In her preface to Must You Go?, Antonia Fraser characterizes her latest work, a memoir about her life with the Nobel Prize-winning playwright and political activist Harold Pinter, as a love story in which “the first light and the twilight” are dealt with “more fully than the high noon in between”—but what a high noon it is! Fraser and Pinter wrested an incredible “in between” out of their interwoven story and certainly made the most of their extraordinary 33 years together.

Based on diaries she began keeping in 1968, Must You Go? is a love story (with a dash of scandal for spice), but it succeeds on many other levels as well. It is a window into British high society, a glimpse of the inspiration behind some of Pinter’s finest achievements and a kaleidoscope of historical and personal events. Most significantly, it is a testament to the “private happiness” possible in a supportive marriage between two dynamic and ambitious people.

Their “high noon” springs to life in these pages as Fraser reveals Pinter’s ardor for her, his zeal for writing and theater, his bold political activism, his valiant fight against illness and his incredible resolve to deliver his Nobel Prize speech despite his failing health. When she first met him at the dinner party that changed both their lives, she was a married mother of six and had established a noteworthy literary career herself.

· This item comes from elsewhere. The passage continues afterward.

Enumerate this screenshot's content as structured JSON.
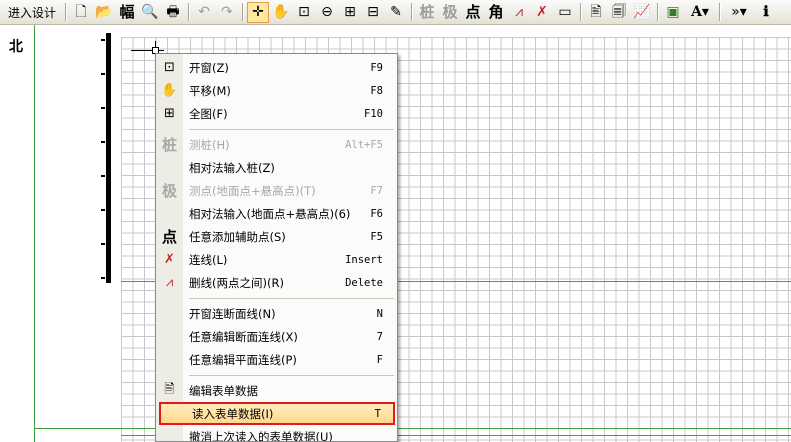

As she was about to leave the party, Fraser recalls, “He looked at me with those amazing, extremely bright black eyes. ‘Must you go?’ he said. I thought of home, my lift, taking the children to school the next morning. . . .” But those eyes won out.

Fraser and Pinter began living together in 1975, and for the next 33 enviable years, these two shared not only the writing life, the life of the theater, the “celebrity” life stemming from their long list of famous friends (Helen Mirren, Judi Dench, Norman Mailer, Salman Rushdie—they knew everyone!), the life political and the life domestic (at the book’s conclusion there are 18 grandchildren), but also a mutual tenderness and respect that buoyed them in times of turmoil. These “true connoisseurs” of life, as the writer Margaret Atwood (also a friend) might call them, often celebrated their literary successes and other elations with a glass of champagne. With this latest triumph, I believe I hear the popping of a distant cork!